In reality, consumers do pay for these accounts, through overdraft charges and foregone interest that they could have received elsewhere.
Andrew Tyrie, chairman of the Treasury Committee, said: "Free-in-credit banking is a con trick and it is disappointing that the CMA have decided that it should be allowed to continue.
"It seems reasonable that millions of customers should be allowed to know how much they are being charged for having a bank account."
According to figures in the CMA's report, Britain's biggest four banks - Lloyds Banking Group, HSBC, RBS and Barclays - accounted for around 70% of active personal current accounts and 80% of active business current accounts in 2014.
Personal current accounts generated revenues of around £8.7 billion in 2014 across the industry, while business current accounts generated around £2.7 billion in revenues.
Which? executive director, Richard Lloyd, said: "These proposals don't go far enough.

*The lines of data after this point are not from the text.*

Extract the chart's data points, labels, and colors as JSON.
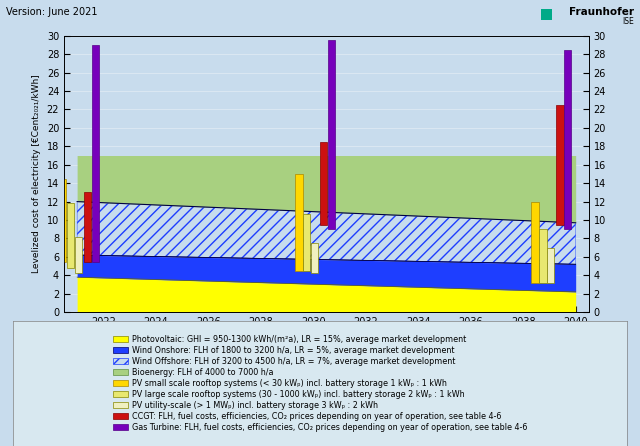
{
  "title": "Version: June 2021",
  "ylabel": "Levelized cost of electricity [€Cent₂₀₂₁/kWh]",
  "xlim": [
    2020.5,
    2040.5
  ],
  "ylim": [
    0,
    30
  ],
  "yticks": [
    0,
    2,
    4,
    6,
    8,
    10,
    12,
    14,
    16,
    18,
    20,
    22,
    24,
    26,
    28,
    30
  ],
  "xticks": [
    2022,
    2024,
    2026,
    2028,
    2030,
    2032,
    2034,
    2036,
    2038,
    2040
  ],
  "bg_color": "#c8dced",
  "plot_bg_color": "#c8dced",
  "pv_bottom_2021": 0.0,
  "pv_bottom_2040": 0.0,
  "pv_top_2021": 3.8,
  "pv_top_2040": 2.2,
  "wind_onshore_bottom_2021": 3.8,
  "wind_onshore_bottom_2040": 2.2,
  "wind_onshore_top_2021": 6.2,
  "wind_onshore_top_2040": 5.2,
  "wind_offshore_bottom_2021": 6.2,
  "wind_offshore_bottom_2040": 5.2,
  "wind_offshore_top_2021": 12.0,
  "wind_offshore_top_2040": 9.7,
  "bioenergy_top": 17.0,
  "pv_color": "#ffff00",
  "wind_onshore_color": "#1e3eff",
  "wind_offshore_face": "#c8dced",
  "wind_offshore_edge": "#1e3eff",
  "bioenergy_color": "#a8d080",
  "x_start": 2021,
  "x_end": 2040,
  "pv_small_color": "#ffd700",
  "pv_large_color": "#e8e870",
  "pv_utility_color": "#f0f0c0",
  "ccgt_color": "#cc1111",
  "gas_turbine_color": "#7700bb",
  "bars": {
    "pv_small": {
      "years": [
        2021,
        2030,
        2039
      ],
      "low": [
        5.5,
        4.5,
        3.2
      ],
      "high": [
        14.5,
        15.0,
        12.0
      ]
    },
    "pv_large": {
      "years": [
        2021,
        2030,
        2039
      ],
      "low": [
        4.8,
        4.5,
        3.2
      ],
      "high": [
        11.8,
        10.7,
        9.0
      ]
    },
    "pv_utility": {
      "years": [
        2021,
        2030,
        2039
      ],
      "low": [
        4.2,
        4.2,
        3.2
      ],
      "high": [
        8.2,
        7.5,
        7.0
      ]
    },
    "ccgt": {
      "years": [
        2021,
        2030,
        2039
      ],
      "low": [
        5.5,
        9.5,
        9.5
      ],
      "high": [
        13.0,
        18.5,
        22.5
      ]
    },
    "gas_turbine": {
      "years": [
        2021,
        2030,
        2039
      ],
      "low": [
        5.5,
        9.0,
        9.0
      ],
      "high": [
        29.0,
        29.5,
        28.5
      ]
    }
  },
  "bar_offsets": {
    "pv_small": -0.55,
    "pv_large": -0.25,
    "pv_utility": 0.05,
    "ccgt": 0.4,
    "gas_turbine": 0.7
  },
  "bar_width": 0.28,
  "legend_labels": [
    "Photovoltaic: GHI = 950-1300 kWh/(m²a), LR = 15%, average market development",
    "Wind Onshore: FLH of 1800 to 3200 h/a, LR = 5%, average market development",
    "Wind Offshore: FLH of 3200 to 4500 h/a, LR = 7%, average market development",
    "Bioenergy: FLH of 4000 to 7000 h/a",
    "PV small scale rooftop systems (< 30 kWₚ) incl. battery storage 1 kWₚ : 1 kWh",
    "PV large scale rooftop systems (30 - 1000 kWₚ) incl. battery storage 2 kWₚ : 1 kWh",
    "PV utility-scale (> 1 MWₚ) incl. battery storage 3 kWₚ : 2 kWh",
    "CCGT: FLH, fuel costs, efficiencies, CO₂ prices depending on year of operation, see table 4-6",
    "Gas Turbine: FLH, fuel costs, efficiencies, CO₂ prices depending on year of operation, see table 4-6"
  ]
}
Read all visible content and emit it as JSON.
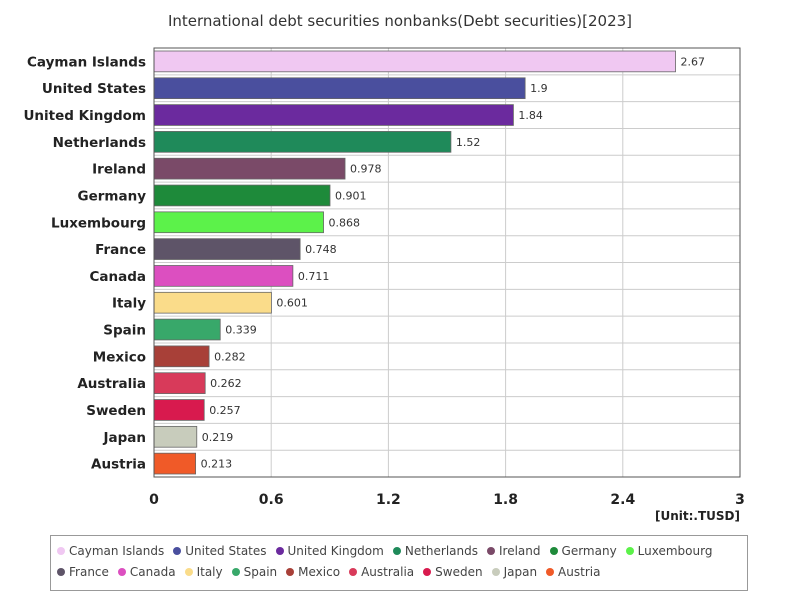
{
  "chart_data": {
    "type": "bar",
    "orientation": "horizontal",
    "title": "International debt securities nonbanks(Debt securities)[2023]",
    "unit_label": "[Unit:.TUSD]",
    "categories": [
      "Cayman Islands",
      "United States",
      "United Kingdom",
      "Netherlands",
      "Ireland",
      "Germany",
      "Luxembourg",
      "France",
      "Canada",
      "Italy",
      "Spain",
      "Mexico",
      "Australia",
      "Sweden",
      "Japan",
      "Austria"
    ],
    "values": [
      2.67,
      1.9,
      1.84,
      1.52,
      0.978,
      0.901,
      0.868,
      0.748,
      0.711,
      0.601,
      0.339,
      0.282,
      0.262,
      0.257,
      0.219,
      0.213
    ],
    "value_labels": [
      "2.67",
      "1.9",
      "1.84",
      "1.52",
      "0.978",
      "0.901",
      "0.868",
      "0.748",
      "0.711",
      "0.601",
      "0.339",
      "0.282",
      "0.262",
      "0.257",
      "0.219",
      "0.213"
    ],
    "colors": [
      "#f0c8f2",
      "#4a4f9e",
      "#6b2a9e",
      "#1f8a5a",
      "#7a4a68",
      "#1e8a3a",
      "#5cf24a",
      "#5e5468",
      "#dc4fc0",
      "#fadc8a",
      "#38a86a",
      "#a84038",
      "#d83a5a",
      "#d81a4e",
      "#c8ccbc",
      "#f05a28"
    ],
    "x_ticks": [
      "0",
      "0.6",
      "1.2",
      "1.8",
      "2.4",
      "3"
    ],
    "xlim": [
      0,
      3
    ],
    "grid": true,
    "legend_position": "bottom"
  }
}
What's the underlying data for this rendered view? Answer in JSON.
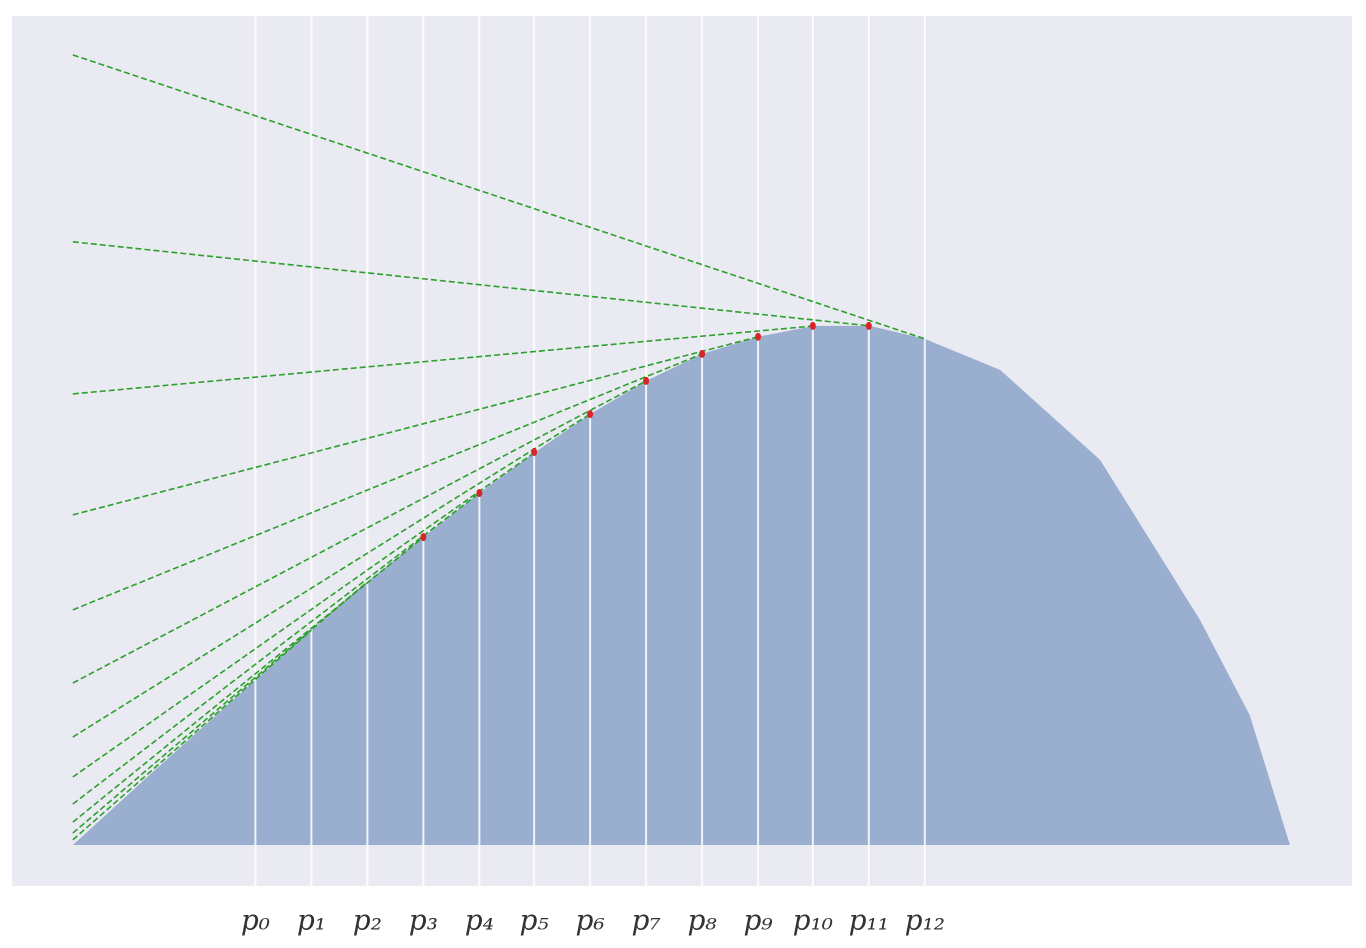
{
  "chart_data": {
    "type": "area",
    "x": [
      0,
      0.063,
      0.15,
      0.196,
      0.242,
      0.288,
      0.334,
      0.38,
      0.425,
      0.471,
      0.517,
      0.563,
      0.609,
      0.655,
      0.7,
      0.762,
      0.844,
      0.926,
      0.967,
      1.0
    ],
    "values": [
      0,
      0.135,
      0.318,
      0.414,
      0.507,
      0.593,
      0.678,
      0.757,
      0.83,
      0.894,
      0.946,
      0.979,
      1.0,
      1.0,
      0.975,
      0.915,
      0.742,
      0.434,
      0.25,
      0
    ],
    "color": "#9aaed0",
    "xlim": [
      -0.05,
      1.051
    ],
    "ylim": [
      -0.079,
      1.597
    ],
    "xticks": [
      {
        "value": 0.15,
        "label": "p₀"
      },
      {
        "value": 0.196,
        "label": "p₁"
      },
      {
        "value": 0.242,
        "label": "p₂"
      },
      {
        "value": 0.288,
        "label": "p₃"
      },
      {
        "value": 0.334,
        "label": "p₄"
      },
      {
        "value": 0.379,
        "label": "p₅"
      },
      {
        "value": 0.425,
        "label": "p₆"
      },
      {
        "value": 0.471,
        "label": "p₇"
      },
      {
        "value": 0.517,
        "label": "p₈"
      },
      {
        "value": 0.563,
        "label": "p₉"
      },
      {
        "value": 0.608,
        "label": "p₁₀"
      },
      {
        "value": 0.654,
        "label": "p₁₁"
      },
      {
        "value": 0.7,
        "label": "p₁₂"
      }
    ],
    "grid": true,
    "line_color": "#2ca02c",
    "lines": [
      {
        "x": [
          0,
          0.7
        ],
        "y": [
          1.522,
          0.975
        ]
      },
      {
        "x": [
          0,
          0.655
        ],
        "y": [
          1.162,
          1.0
        ]
      },
      {
        "x": [
          0,
          0.609
        ],
        "y": [
          0.869,
          1.0
        ]
      },
      {
        "x": [
          0,
          0.563
        ],
        "y": [
          0.636,
          0.979
        ]
      },
      {
        "x": [
          0,
          0.517
        ],
        "y": [
          0.453,
          0.946
        ]
      },
      {
        "x": [
          0,
          0.471
        ],
        "y": [
          0.312,
          0.894
        ]
      },
      {
        "x": [
          0,
          0.425
        ],
        "y": [
          0.208,
          0.83
        ]
      },
      {
        "x": [
          0,
          0.38
        ],
        "y": [
          0.131,
          0.757
        ]
      },
      {
        "x": [
          0,
          0.334
        ],
        "y": [
          0.079,
          0.678
        ]
      },
      {
        "x": [
          0,
          0.288
        ],
        "y": [
          0.044,
          0.593
        ]
      },
      {
        "x": [
          0,
          0.242
        ],
        "y": [
          0.023,
          0.507
        ]
      },
      {
        "x": [
          0,
          0.196
        ],
        "y": [
          0.01,
          0.414
        ]
      }
    ],
    "points": {
      "color": "#d62728",
      "x": [
        0.288,
        0.334,
        0.379,
        0.425,
        0.471,
        0.517,
        0.563,
        0.608,
        0.654
      ],
      "y": [
        0.593,
        0.678,
        0.757,
        0.83,
        0.894,
        0.946,
        0.979,
        1.0,
        1.0
      ]
    }
  }
}
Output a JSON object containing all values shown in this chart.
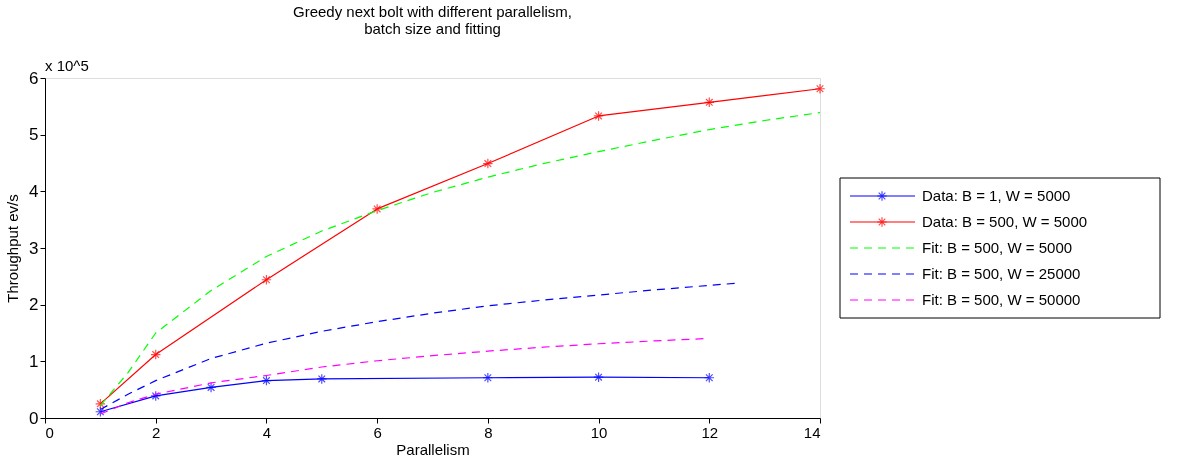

"The CMA's own evidence is that consumers are disengaged from the banking market, so better information and nudges to switch will not be enough."
Nick Kennett, director of financial services for Post Office Money, said the report was "disappointing and misses the opportunity of making significant change to the current account market".
Looking at barriers to switching, the CMA's investigation found that overdraft charges were "complex" and information on product service and quality was limited, making it hard for customers to compare deals.
More than half (57%) of consumers had been with their account provider for more than 10 years and 37% for more than 20 years.
Meanwhile, 55% of customers considered switching to be a "hassle".
The CMA's report said: "We saw some evidence that banks with larger (personal current account) market shares have higher average prices and/or lower quality."
A current account switching service was introduced in 2013 to make it easier for current account holders to change providers.
The CMA said awareness of this service was low.
It has proposed that banks should be required to help raise awareness of the scheme, through increasing their funding of a widespread advertising campaign.
The CMA also said there was a particular problem with SME (small and medium enterprise) customers opening their business current accounts (BCA) at the same bank where they had their personal current account, then sticking with the same bank for their business loans.
It said the lack of competitive pressure in SME banking was highlighted by the fact that more than 50% of start-ups looking for an SME account chose the bank with which they had a personal current account, over 90% stayed with their BCA when the initial free banking period came to an end, and around 90% then went to their BCA provider when they were looking for business loans.
Alasdair Smith, chairman of the retail banking investigation, said: "For too long banks have been able to sit back and take their existing customers for granted.
"We don't think that customers will truly benefit from a more competitive marketplace until they can compare accounts more easily and feel confident that they can switch without risk, and that is why our provisional remedies are aimed at giving customers control."
Chancellor George Osborne described the report as "an excellent report which points to what more we can do to give people real choices about who they bank with and the deal they get when they do their banking".